Mechanical Properties of Low-carbon Steel – ASTM A36

Materials are frequently chosen for various applications because they have desirable combinations of mechanical characteristics. For structural applications, material properties are crucial, and engineers must consider them.

Strength of Low-carbon Steel – ASTM A36

In the mechanics of materials, the strength of a material is its ability to withstand an applied load without failure or plastic deformation. The strength of materials considers the relationship between the external loads applied to a material and the resulting deformation or change in material dimensions. The strength of a material is its ability to withstand this applied load without failure or plastic deformation.

Ultimate Tensile Strength

The ultimate tensile strength of low-carbon steel is between 400 – 550 MPa.

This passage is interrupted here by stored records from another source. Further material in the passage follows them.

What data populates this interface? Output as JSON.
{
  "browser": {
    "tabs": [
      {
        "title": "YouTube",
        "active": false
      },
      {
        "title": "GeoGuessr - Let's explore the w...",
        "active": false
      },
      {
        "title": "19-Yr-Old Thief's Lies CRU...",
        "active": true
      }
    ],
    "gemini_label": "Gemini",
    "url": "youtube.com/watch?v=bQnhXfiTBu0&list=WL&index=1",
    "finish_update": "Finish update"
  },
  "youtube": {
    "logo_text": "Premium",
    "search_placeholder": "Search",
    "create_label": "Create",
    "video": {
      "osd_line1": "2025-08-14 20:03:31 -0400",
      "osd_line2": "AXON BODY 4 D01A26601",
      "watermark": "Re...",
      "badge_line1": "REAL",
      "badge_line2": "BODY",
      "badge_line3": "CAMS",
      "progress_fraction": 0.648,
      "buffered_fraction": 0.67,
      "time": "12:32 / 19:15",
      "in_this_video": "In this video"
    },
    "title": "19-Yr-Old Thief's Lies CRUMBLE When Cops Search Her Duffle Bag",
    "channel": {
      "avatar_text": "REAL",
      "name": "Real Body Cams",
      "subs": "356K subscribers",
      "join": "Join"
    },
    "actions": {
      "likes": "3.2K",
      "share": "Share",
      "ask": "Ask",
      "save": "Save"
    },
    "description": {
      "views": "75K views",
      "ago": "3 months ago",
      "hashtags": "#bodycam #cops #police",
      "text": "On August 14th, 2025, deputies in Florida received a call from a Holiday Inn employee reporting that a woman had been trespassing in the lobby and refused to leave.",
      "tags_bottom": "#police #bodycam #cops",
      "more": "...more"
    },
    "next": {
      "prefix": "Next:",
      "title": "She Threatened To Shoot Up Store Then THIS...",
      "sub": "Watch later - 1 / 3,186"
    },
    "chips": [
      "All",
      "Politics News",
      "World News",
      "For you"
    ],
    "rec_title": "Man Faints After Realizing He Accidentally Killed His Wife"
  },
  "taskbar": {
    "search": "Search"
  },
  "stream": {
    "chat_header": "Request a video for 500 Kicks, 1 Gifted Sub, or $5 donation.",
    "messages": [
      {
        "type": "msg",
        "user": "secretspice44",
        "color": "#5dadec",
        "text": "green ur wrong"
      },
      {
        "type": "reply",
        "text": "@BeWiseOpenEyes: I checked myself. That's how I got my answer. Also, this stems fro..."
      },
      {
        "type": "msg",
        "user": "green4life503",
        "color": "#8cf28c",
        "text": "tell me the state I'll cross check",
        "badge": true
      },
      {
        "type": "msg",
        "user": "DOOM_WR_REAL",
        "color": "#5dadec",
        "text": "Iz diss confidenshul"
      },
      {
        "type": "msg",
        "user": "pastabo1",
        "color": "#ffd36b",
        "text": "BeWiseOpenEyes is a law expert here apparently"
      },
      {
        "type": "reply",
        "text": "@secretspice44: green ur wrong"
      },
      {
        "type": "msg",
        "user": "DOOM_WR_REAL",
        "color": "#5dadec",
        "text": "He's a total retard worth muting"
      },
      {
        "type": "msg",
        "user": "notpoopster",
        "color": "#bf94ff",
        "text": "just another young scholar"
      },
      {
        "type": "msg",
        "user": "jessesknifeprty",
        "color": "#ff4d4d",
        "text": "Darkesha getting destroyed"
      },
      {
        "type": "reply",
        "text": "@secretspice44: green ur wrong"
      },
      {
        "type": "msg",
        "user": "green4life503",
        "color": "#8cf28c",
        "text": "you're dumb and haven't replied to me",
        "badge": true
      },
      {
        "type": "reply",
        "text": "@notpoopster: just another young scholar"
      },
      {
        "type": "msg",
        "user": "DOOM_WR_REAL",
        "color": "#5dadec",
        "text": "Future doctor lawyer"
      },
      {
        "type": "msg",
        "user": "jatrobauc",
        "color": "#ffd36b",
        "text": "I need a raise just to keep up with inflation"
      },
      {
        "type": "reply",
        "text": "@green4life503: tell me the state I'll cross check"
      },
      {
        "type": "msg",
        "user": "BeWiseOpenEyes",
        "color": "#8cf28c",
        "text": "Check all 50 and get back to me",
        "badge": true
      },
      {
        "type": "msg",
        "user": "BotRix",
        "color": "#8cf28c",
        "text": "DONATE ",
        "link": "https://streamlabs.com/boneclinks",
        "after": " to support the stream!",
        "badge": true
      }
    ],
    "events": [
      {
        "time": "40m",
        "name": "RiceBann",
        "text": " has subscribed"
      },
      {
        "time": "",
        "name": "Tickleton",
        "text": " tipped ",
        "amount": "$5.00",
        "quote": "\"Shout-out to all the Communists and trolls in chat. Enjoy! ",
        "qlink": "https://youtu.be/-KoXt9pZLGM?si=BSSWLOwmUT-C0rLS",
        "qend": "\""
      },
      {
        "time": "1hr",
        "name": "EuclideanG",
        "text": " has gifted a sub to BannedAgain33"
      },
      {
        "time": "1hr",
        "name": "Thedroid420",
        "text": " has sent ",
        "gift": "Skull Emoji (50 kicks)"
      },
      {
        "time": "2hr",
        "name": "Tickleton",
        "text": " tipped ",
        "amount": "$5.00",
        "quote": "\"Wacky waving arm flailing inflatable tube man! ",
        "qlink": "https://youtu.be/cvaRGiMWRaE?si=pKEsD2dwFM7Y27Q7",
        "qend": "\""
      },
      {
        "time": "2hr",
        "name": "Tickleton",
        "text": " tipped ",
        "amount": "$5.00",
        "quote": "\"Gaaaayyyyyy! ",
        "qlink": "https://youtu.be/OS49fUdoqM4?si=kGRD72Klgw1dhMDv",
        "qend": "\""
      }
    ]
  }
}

Yield Strength - Ultimate Tensile Strength - Table of MaterialsThe ultimate tensile strength is the maximum on the engineering stress-strain curve. This corresponds to the maximum stress sustained by a structure in tension. Ultimate tensile strength is often shortened to “tensile strength” or “the ultimate.” If this stress is applied and maintained, a fracture will result. Often, this value is significantly more than the yield stress (as much as 50 to 60 percent more than the yield for some types of metals). When a ductile material reaches its ultimate strength, it experiences necking where the cross-sectional area reduces locally. The stress-strain curve contains no higher stress than the ultimate strength. Even though deformations can continue to increase, the stress usually decreases after achieving the ultimate strength. It is an intensive property; therefore, its value does not depend on the size of the test specimen. However, it depends on other factors, such as the preparation of the specimen, the presence or otherwise of surface defects, and the temperature of the test environment and material. Ultimate tensile strengths vary from 50 MPa for aluminum to as high as 3000 MPa for very high-strength steel.

Yield Strength

The yield strength of low-carbon steel is 250 MPa.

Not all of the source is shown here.